Pam & Tommy

An eight-part foray into a 90s scandal that destroyed several lives but left plenty people laughing at the victim
Rob Lowe might have got there first but the most notorious celebrity sex tape of the 80s and 90s surely belonged to Pamela Anderson and Tommy Lee. On a surface level, the Baywatch star and Mötley Crüe drummer may have seemed to be an ideally matched pairing but chaos and conflict were never far off. The quasi-accidental theft of a video cassette upended their lives, created headlines across the world, inspired talk-show hosts (and their writers) towards eruptions of glee, and made a slew of dodgy entrepreneurs realise that people watching other people having sex on the internet could be a big-bucks industry.
As the eight-part Pam & Tommy drama occasionally suggests, maybe they had it coming. Certainly, Tommy Lee was often an unpleasant dude/horrible asshole who is shown withholding payment and pointing a rifle in the face of a builder who was less ravished with wealth. So when righteous vengeance is pursued (in the form of a stolen safe containing their salacious home movie), it's hard to feel much sympathy as one unforeseen consequence follows another for the LA couple.
Except that is to ignore the innocent victim in all this: Pamela Anderson.
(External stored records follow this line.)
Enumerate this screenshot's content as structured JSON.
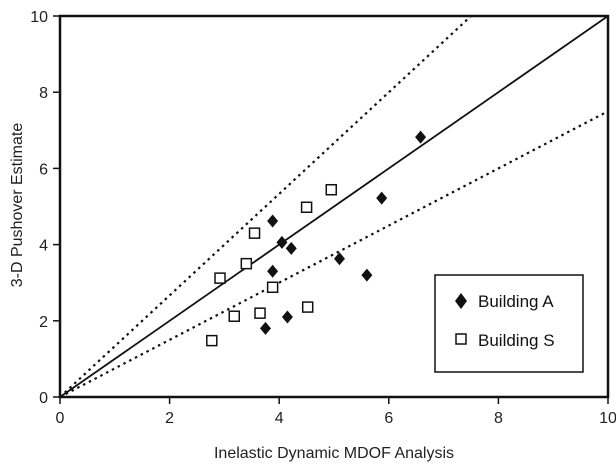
{
  "chart_data": {
    "type": "scatter",
    "xlabel": "Inelastic Dynamic MDOF Analysis",
    "ylabel": "3-D Pushover Estimate",
    "xlim": [
      0,
      10
    ],
    "ylim": [
      0,
      10
    ],
    "xticks": [
      "0",
      "2",
      "4",
      "6",
      "8",
      "10"
    ],
    "yticks": [
      "0",
      "2",
      "4",
      "6",
      "8",
      "10"
    ],
    "grid": false,
    "legend_position": "bottom-right",
    "series": [
      {
        "name": "Building A",
        "marker": "filled-diamond",
        "color": "#111111",
        "points": [
          {
            "x": 3.88,
            "y": 4.62
          },
          {
            "x": 4.05,
            "y": 4.06
          },
          {
            "x": 4.22,
            "y": 3.9
          },
          {
            "x": 3.88,
            "y": 3.3
          },
          {
            "x": 3.75,
            "y": 1.8
          },
          {
            "x": 4.15,
            "y": 2.1
          },
          {
            "x": 5.1,
            "y": 3.63
          },
          {
            "x": 5.6,
            "y": 3.2
          },
          {
            "x": 5.87,
            "y": 5.22
          },
          {
            "x": 6.58,
            "y": 6.82
          }
        ]
      },
      {
        "name": "Building S",
        "marker": "hollow-square",
        "color": "#111111",
        "points": [
          {
            "x": 2.77,
            "y": 1.48
          },
          {
            "x": 2.92,
            "y": 3.12
          },
          {
            "x": 3.18,
            "y": 2.12
          },
          {
            "x": 3.4,
            "y": 3.5
          },
          {
            "x": 3.55,
            "y": 4.3
          },
          {
            "x": 3.65,
            "y": 2.2
          },
          {
            "x": 3.88,
            "y": 2.88
          },
          {
            "x": 4.5,
            "y": 4.98
          },
          {
            "x": 4.52,
            "y": 2.36
          },
          {
            "x": 4.95,
            "y": 5.44
          }
        ]
      }
    ],
    "reference_lines": [
      {
        "style": "solid",
        "slope": 1.0
      },
      {
        "style": "dotted",
        "slope": 1.333
      },
      {
        "style": "dotted",
        "slope": 0.75
      }
    ]
  }
}
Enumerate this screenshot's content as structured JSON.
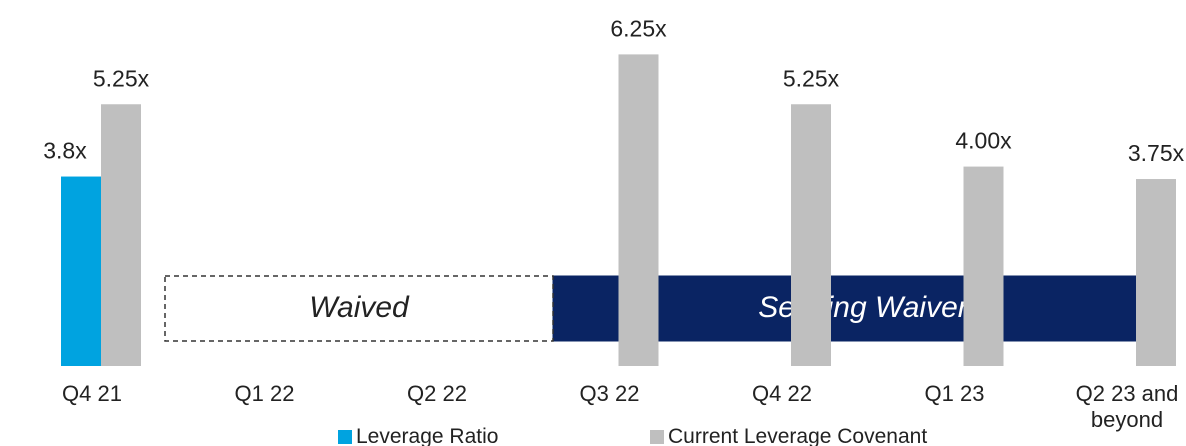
{
  "chart_data": {
    "type": "bar",
    "categories": [
      "Q4 21",
      "Q1 22",
      "Q2 22",
      "Q3 22",
      "Q4 22",
      "Q1 23",
      "Q2 23 and beyond"
    ],
    "series": [
      {
        "name": "Leverage Ratio",
        "color": "#00a3e0",
        "values": [
          3.8,
          null,
          null,
          null,
          null,
          null,
          null
        ],
        "value_labels": [
          "3.8x",
          null,
          null,
          null,
          null,
          null,
          null
        ]
      },
      {
        "name": "Current Leverage Covenant",
        "color": "#bfbfbf",
        "values": [
          5.25,
          null,
          null,
          6.25,
          5.25,
          4.0,
          3.75
        ],
        "value_labels": [
          "5.25x",
          null,
          null,
          "6.25x",
          "5.25x",
          "4.00x",
          "3.75x"
        ]
      }
    ],
    "annotations": [
      "Waived",
      "Seeking Waiver"
    ],
    "ylim": [
      0,
      7
    ]
  }
}
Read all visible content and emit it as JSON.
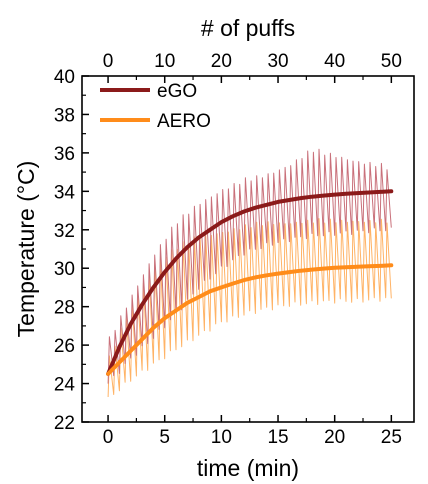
{
  "chart_data": {
    "type": "line",
    "xlabel": "time (min)",
    "ylabel": "Temperature (°C)",
    "top_xlabel": "# of puffs",
    "xlim": [
      -2.3,
      27
    ],
    "ylim": [
      22,
      40
    ],
    "top_xlim": [
      -4.6,
      54
    ],
    "x_ticks": [
      0,
      5,
      10,
      15,
      20,
      25
    ],
    "y_ticks": [
      22,
      24,
      26,
      28,
      30,
      32,
      34,
      36,
      38,
      40
    ],
    "top_x_ticks": [
      0,
      10,
      20,
      30,
      40,
      50
    ],
    "grid": false,
    "legend_position": "top-left",
    "series": [
      {
        "name": "eGO",
        "color": "#8b1a1a",
        "raw_color": "#c9707a",
        "x": [
          0,
          1,
          2,
          3,
          4,
          5,
          6,
          7,
          8,
          9,
          10,
          11,
          12,
          13,
          14,
          15,
          16,
          17,
          18,
          19,
          20,
          21,
          22,
          23,
          24,
          25
        ],
        "values": [
          24.5,
          25.9,
          27.1,
          28.1,
          29.0,
          29.8,
          30.5,
          31.1,
          31.6,
          32.0,
          32.4,
          32.7,
          32.95,
          33.15,
          33.3,
          33.45,
          33.55,
          33.65,
          33.72,
          33.78,
          33.83,
          33.87,
          33.91,
          33.94,
          33.97,
          34.0
        ],
        "raw_envelope": {
          "x": [
            0,
            2,
            4,
            6,
            8,
            10,
            12,
            14,
            16,
            18,
            20,
            22,
            24,
            25
          ],
          "low": [
            24.0,
            25.3,
            26.4,
            27.6,
            29.0,
            30.0,
            30.8,
            31.2,
            31.5,
            31.7,
            31.8,
            31.9,
            32.0,
            32.0
          ],
          "high": [
            26.3,
            28.6,
            30.8,
            32.5,
            33.5,
            34.2,
            34.7,
            35.0,
            35.5,
            36.3,
            36.0,
            35.7,
            35.5,
            35.3
          ]
        }
      },
      {
        "name": "AERO",
        "color": "#ff8c1a",
        "raw_color": "#ffb366",
        "x": [
          0,
          1,
          2,
          3,
          4,
          5,
          6,
          7,
          8,
          9,
          10,
          11,
          12,
          13,
          14,
          15,
          16,
          17,
          18,
          19,
          20,
          21,
          22,
          23,
          24,
          25
        ],
        "values": [
          24.5,
          25.1,
          25.7,
          26.3,
          26.9,
          27.4,
          27.8,
          28.2,
          28.5,
          28.8,
          29.0,
          29.2,
          29.38,
          29.52,
          29.63,
          29.72,
          29.8,
          29.87,
          29.93,
          29.98,
          30.02,
          30.05,
          30.08,
          30.1,
          30.12,
          30.15
        ],
        "raw_envelope": {
          "x": [
            0,
            2,
            4,
            6,
            8,
            10,
            12,
            14,
            16,
            18,
            20,
            22,
            24,
            25
          ],
          "low": [
            23.2,
            24.2,
            25.0,
            25.8,
            26.5,
            27.2,
            27.6,
            27.9,
            28.1,
            28.2,
            28.3,
            28.3,
            28.4,
            28.4
          ],
          "high": [
            25.3,
            28.2,
            30.3,
            31.2,
            31.8,
            32.0,
            32.3,
            32.5,
            32.5,
            32.6,
            32.6,
            32.6,
            32.6,
            32.6
          ]
        }
      }
    ]
  }
}
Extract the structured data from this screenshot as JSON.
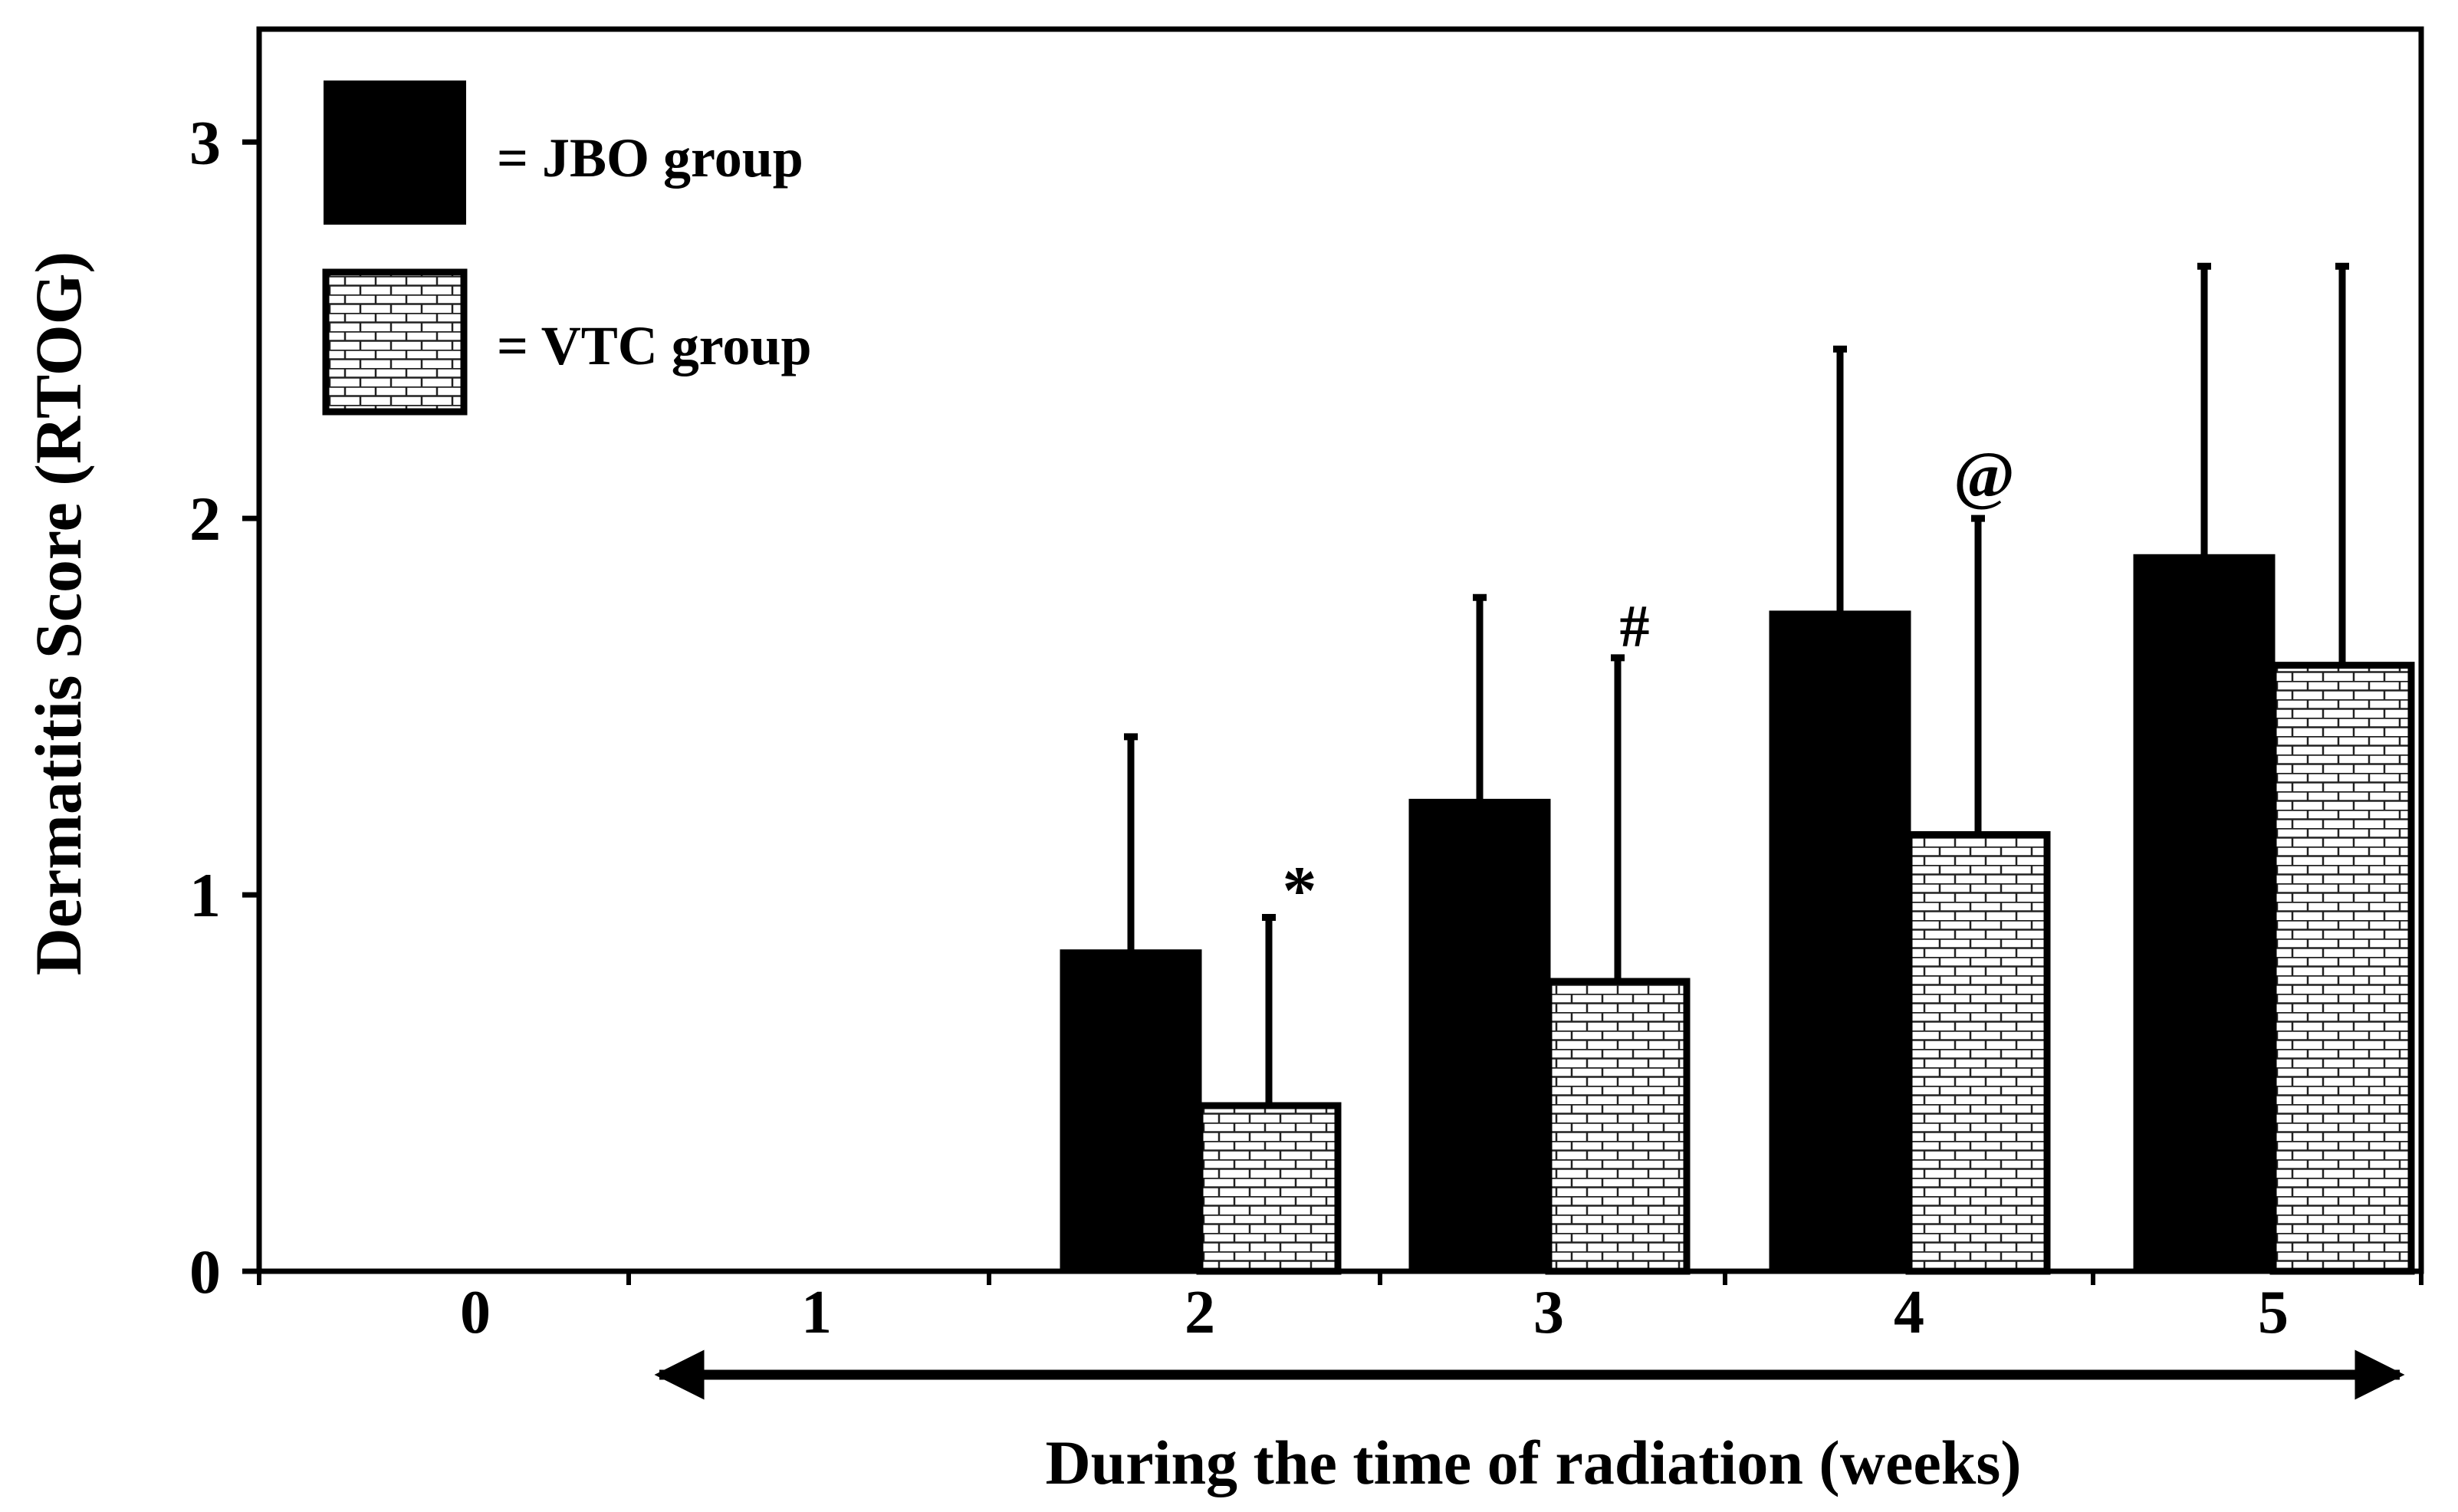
{
  "chart_data": {
    "type": "bar",
    "title": "",
    "xlabel": "During the time of radiation (weeks)",
    "ylabel": "Dermatitis Score (RTOG)",
    "ylim": [
      0,
      3.3
    ],
    "yticks": [
      "0",
      "1",
      "2",
      "3"
    ],
    "categories": [
      "0",
      "1",
      "2",
      "3",
      "4",
      "5"
    ],
    "series": [
      {
        "name": "= JBO group",
        "values": [
          0,
          0,
          0.85,
          1.25,
          1.75,
          1.9
        ],
        "errors": [
          0,
          0,
          0.57,
          0.54,
          0.7,
          0.77
        ],
        "color": "#000000"
      },
      {
        "name": "= VTC group",
        "values": [
          0,
          0,
          0.44,
          0.77,
          1.16,
          1.61
        ],
        "errors": [
          0,
          0,
          0.5,
          0.86,
          0.84,
          1.06
        ],
        "color": "#ffffff"
      }
    ],
    "annotations": [
      {
        "category": "2",
        "series": 1,
        "text": "*"
      },
      {
        "category": "3",
        "series": 1,
        "text": "#"
      },
      {
        "category": "4",
        "series": 1,
        "text": "@"
      }
    ],
    "grid": false,
    "legend": "top-left"
  }
}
Despite what you may think of her brain power or career choices, the slating she received from Saturday Night Live scribes and the gurning likes of Jay Leno is nothing short of despicable. Especially when you set that against the torment suffered by Tommy Lee which amounted to a big fat zero. Sure, he had bar brawls with other dudes/assholes who slated his band and insisted that this sex tape was the only good thing he'd released in years. But he was never pregnant or had a miscarriage or asked disgraceful questions at press conferences, but simply went about his merry rockstar way, believing the world simply owed him.
Across eight episodes, Pam & Tommy wouldn't have looked out of place as part of Ryan Murphy's American Crime Story series which has quite the fixation with 90s scandal. Though whether Murphy would have included scenes of Lee having a conversation with his (animatronic) penis is a debate for another day. As Anderson and Lee, Lily James and Sebastian Stan are revelations, utterly transforming themselves into tabloid monsters and fallible human beings with every single wart and all laid bare while Seth Rogen is enjoyable as the man who had enough of Lee's BS and attempted to capitalise on the VHS booty that had inadvertently fallen into his lap.
But this show's tone of preposterous comedy (see animatronic penis) and over-reliance on how hilariously funny it was that people in the mid-90s didn't understand the internet ('what is a web….site?') falls mostly flat. But worse, it utterly dismisses the pain felt by an actual victim of this tawdry crime, and feeds into a media perception that some people just have it coming.
Pam & Tommy begins with three episodes on Disney+, Wednesday 2 February, followed by weekly episodes.